How to give those responsible for collecting the metrics a reason for doing so, and also do it in the right way? Companies are highly dependent on IT executives who make the proposal to change or replace the technology based on the need for the business. IT should continue to review upon the ROI of existing IT investment, whether depreciated life cycle is completed or not; whether new technology/ product mature enough in the business market to adopt. Information & Technology are one of the most invaluable assets in the business right now. Applying the right procedures and policies to asset management allows IT to create a realistic budget with few surprises, and keep best practices to adapt to “continuous changes.” Thus, CIOs as “Chief Investment Officer” need to ask themselves as well as those who take responsibility for measuring:
-What efficiency and revenue generation opportunities are supported or delivered by IT?
-How does IT impact customer retention?
-How can IT have a "P&L" even if it’s only for communication purposes?
-How can IT impact business metrics like RONA, depend on the nature of the business?

How to ensure management buy-in for the metrics collection process? Define the right set of Key Performance Indicators which can reflect the progress for the long-term goals of the firm. The board or business management will buy-in when the metrics can clearly present the tangible business result from IT investment, and persuade them that IT is a strategic asset. Performance metrics are numbers in context, results related to the strategic goals of the business.

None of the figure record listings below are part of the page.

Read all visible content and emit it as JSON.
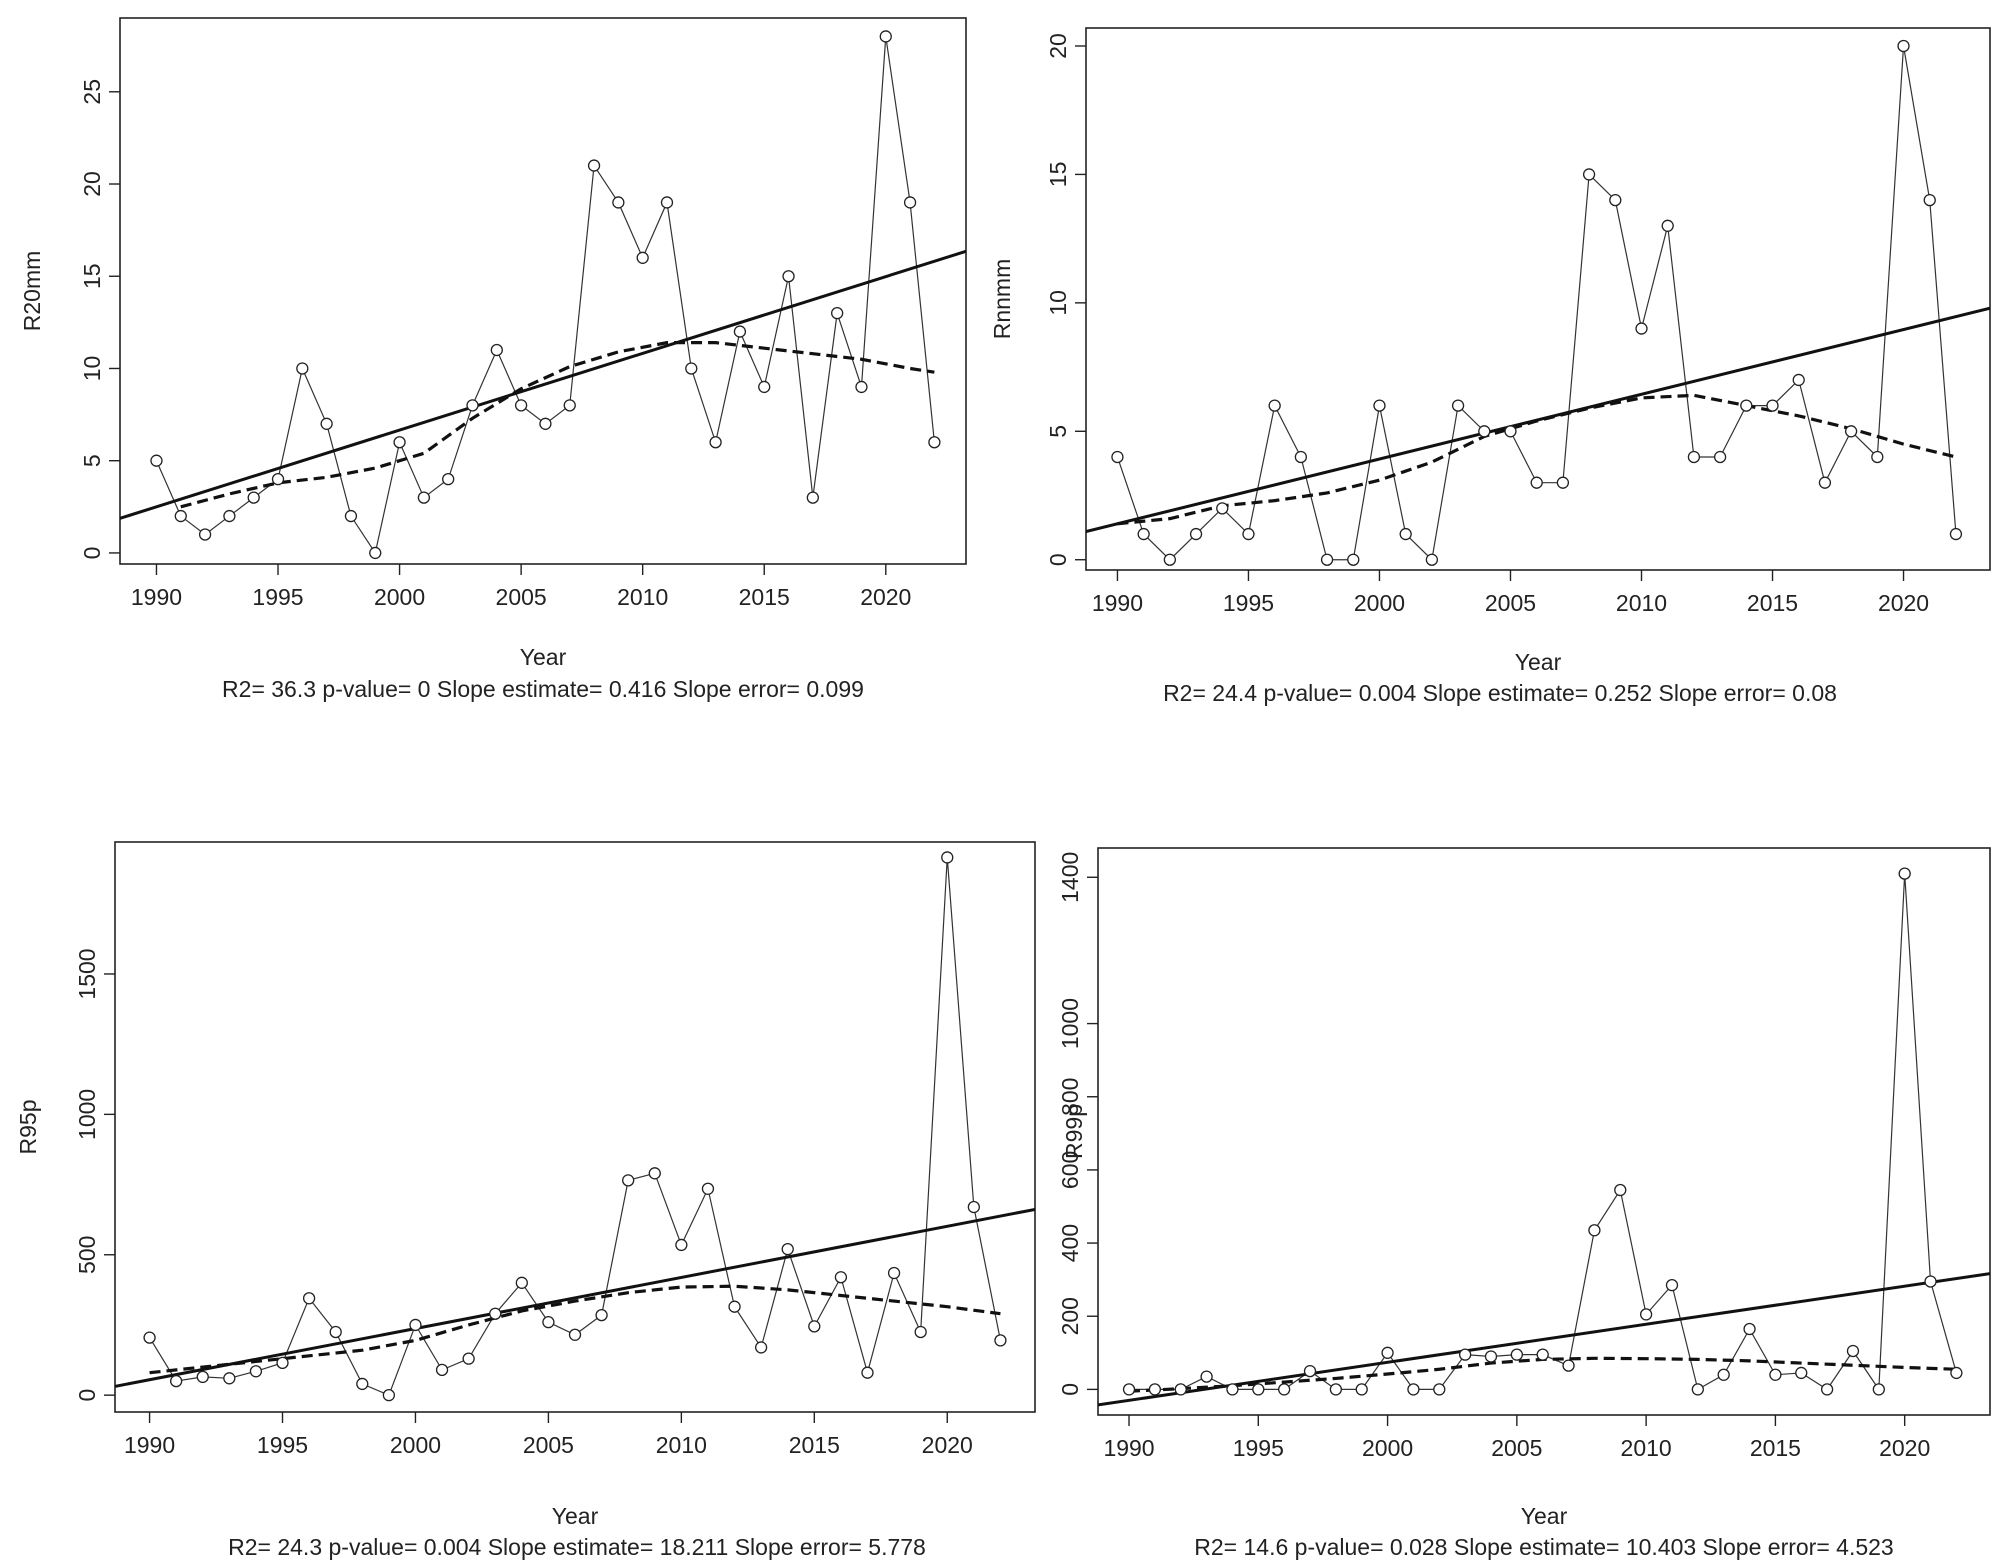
{
  "chart_data": [
    {
      "type": "line",
      "ylabel": "R20mm",
      "xlabel": "Year",
      "x": [
        1990,
        1991,
        1992,
        1993,
        1994,
        1995,
        1996,
        1997,
        1998,
        1999,
        2000,
        2001,
        2002,
        2003,
        2004,
        2005,
        2006,
        2007,
        2008,
        2009,
        2010,
        2011,
        2012,
        2013,
        2014,
        2015,
        2016,
        2017,
        2018,
        2019,
        2020,
        2021,
        2022
      ],
      "values": [
        5,
        2,
        1,
        2,
        3,
        4,
        10,
        7,
        2,
        0,
        6,
        3,
        4,
        8,
        11,
        8,
        7,
        8,
        21,
        19,
        16,
        19,
        10,
        6,
        12,
        9,
        15,
        3,
        13,
        9,
        28,
        19,
        6
      ],
      "xlim": [
        1988.5,
        2023.3
      ],
      "ylim": [
        -0.6,
        29
      ],
      "xticks": [
        1990,
        1995,
        2000,
        2005,
        2010,
        2015,
        2020
      ],
      "yticks": [
        0,
        5,
        10,
        15,
        20,
        25
      ],
      "trend": {
        "intercept_at_1990": 2.5,
        "slope": 0.416
      },
      "smooth": {
        "x": [
          1991,
          1993,
          1995,
          1997,
          1999,
          2001,
          2003,
          2005,
          2007,
          2009,
          2011,
          2013,
          2015,
          2017,
          2019,
          2021,
          2022
        ],
        "y": [
          2.5,
          3.2,
          3.8,
          4.1,
          4.6,
          5.4,
          7.3,
          8.9,
          10.1,
          10.9,
          11.4,
          11.4,
          11.1,
          10.8,
          10.5,
          10.0,
          9.8
        ]
      },
      "stats": {
        "r2": "36.3",
        "p_value": "0",
        "slope_estimate": "0.416",
        "slope_error": "0.099"
      }
    },
    {
      "type": "line",
      "ylabel": "Rnnmm",
      "xlabel": "Year",
      "x": [
        1990,
        1991,
        1992,
        1993,
        1994,
        1995,
        1996,
        1997,
        1998,
        1999,
        2000,
        2001,
        2002,
        2003,
        2004,
        2005,
        2006,
        2007,
        2008,
        2009,
        2010,
        2011,
        2012,
        2013,
        2014,
        2015,
        2016,
        2017,
        2018,
        2019,
        2020,
        2021,
        2022
      ],
      "values": [
        4,
        1,
        0,
        1,
        2,
        1,
        6,
        4,
        0,
        0,
        6,
        1,
        0,
        6,
        5,
        5,
        3,
        3,
        15,
        14,
        9,
        13,
        4,
        4,
        6,
        6,
        7,
        3,
        5,
        4,
        20,
        14,
        1
      ],
      "xlim": [
        1988.8,
        2023.3
      ],
      "ylim": [
        -0.4,
        20.7
      ],
      "xticks": [
        1990,
        1995,
        2000,
        2005,
        2010,
        2015,
        2020
      ],
      "yticks": [
        0,
        5,
        10,
        15,
        20
      ],
      "trend": {
        "intercept_at_1990": 1.4,
        "slope": 0.252
      },
      "smooth": {
        "x": [
          1990,
          1992,
          1994,
          1996,
          1998,
          2000,
          2002,
          2004,
          2006,
          2008,
          2010,
          2012,
          2014,
          2016,
          2018,
          2020,
          2022
        ],
        "y": [
          1.4,
          1.6,
          2.1,
          2.3,
          2.6,
          3.1,
          3.8,
          4.8,
          5.4,
          5.9,
          6.3,
          6.4,
          6.0,
          5.6,
          5.1,
          4.5,
          4.0
        ]
      },
      "stats": {
        "r2": "24.4",
        "p_value": "0.004",
        "slope_estimate": "0.252",
        "slope_error": "0.08"
      }
    },
    {
      "type": "line",
      "ylabel": "R95p",
      "xlabel": "Year",
      "x": [
        1990,
        1991,
        1992,
        1993,
        1994,
        1995,
        1996,
        1997,
        1998,
        1999,
        2000,
        2001,
        2002,
        2003,
        2004,
        2005,
        2006,
        2007,
        2008,
        2009,
        2010,
        2011,
        2012,
        2013,
        2014,
        2015,
        2016,
        2017,
        2018,
        2019,
        2020,
        2021,
        2022
      ],
      "values": [
        205,
        50,
        65,
        60,
        85,
        115,
        345,
        225,
        40,
        0,
        250,
        90,
        130,
        290,
        400,
        260,
        215,
        285,
        765,
        790,
        535,
        735,
        315,
        170,
        520,
        245,
        420,
        80,
        435,
        225,
        1915,
        670,
        195
      ],
      "xlim": [
        1988.7,
        2023.3
      ],
      "ylim": [
        -60,
        1970
      ],
      "xticks": [
        1990,
        1995,
        2000,
        2005,
        2010,
        2015,
        2020
      ],
      "yticks": [
        0,
        500,
        1000,
        1500
      ],
      "trend": {
        "intercept_at_1990": 55,
        "slope": 18.211
      },
      "smooth": {
        "x": [
          1990,
          1992,
          1994,
          1996,
          1998,
          2000,
          2002,
          2004,
          2006,
          2008,
          2010,
          2012,
          2014,
          2016,
          2018,
          2020,
          2022
        ],
        "y": [
          80,
          100,
          120,
          140,
          160,
          195,
          250,
          300,
          335,
          365,
          385,
          388,
          375,
          355,
          335,
          315,
          290
        ]
      },
      "stats": {
        "r2": "24.3",
        "p_value": "0.004",
        "slope_estimate": "18.211",
        "slope_error": "5.778"
      }
    },
    {
      "type": "line",
      "ylabel": "R99p",
      "xlabel": "Year",
      "x": [
        1990,
        1991,
        1992,
        1993,
        1994,
        1995,
        1996,
        1997,
        1998,
        1999,
        2000,
        2001,
        2002,
        2003,
        2004,
        2005,
        2006,
        2007,
        2008,
        2009,
        2010,
        2011,
        2012,
        2013,
        2014,
        2015,
        2016,
        2017,
        2018,
        2019,
        2020,
        2021,
        2022
      ],
      "values": [
        0,
        0,
        0,
        35,
        0,
        0,
        0,
        50,
        0,
        0,
        100,
        0,
        0,
        95,
        90,
        95,
        95,
        65,
        435,
        545,
        205,
        285,
        0,
        40,
        165,
        40,
        45,
        0,
        105,
        0,
        1410,
        295,
        45
      ],
      "xlim": [
        1988.8,
        2023.3
      ],
      "ylim": [
        -70,
        1480
      ],
      "xticks": [
        1990,
        1995,
        2000,
        2005,
        2010,
        2015,
        2020
      ],
      "yticks": [
        0,
        200,
        400,
        600,
        800,
        1000,
        1400
      ],
      "trend": {
        "intercept_at_1990": -30,
        "slope": 10.403
      },
      "smooth": {
        "x": [
          1990,
          1992,
          1994,
          1996,
          1998,
          2000,
          2002,
          2004,
          2006,
          2008,
          2010,
          2012,
          2014,
          2016,
          2018,
          2020,
          2022
        ],
        "y": [
          -5,
          2,
          10,
          20,
          30,
          42,
          55,
          72,
          82,
          85,
          84,
          82,
          78,
          72,
          66,
          60,
          55
        ]
      },
      "stats": {
        "r2": "14.6",
        "p_value": "0.028",
        "slope_estimate": "10.403",
        "slope_error": "4.523"
      }
    }
  ]
}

One of biggest pitfalls for IT performance measurement is measuring the “part” with ignorance of the “whole.” Company management is more interested in the business’s overall performance, not just IT performance. The top metrics which is of interest to top executive management are either ROI, ROE, RONA or business growth. On the ROI side, there are metrics that could be used and monetized. The way the KPI is measured needs to be an accurate reflection of the behavior the firm is looking to exhibit.

Continually accelerating changes in IT digitalization requires faster responses and better performance metrics. IT leaders need to play the number game wisely to present IT value proposition on how to increase revenue, reduce cost, improve service/solutions, manage risks, both accelerate business performance and realize digital potential seamlessly.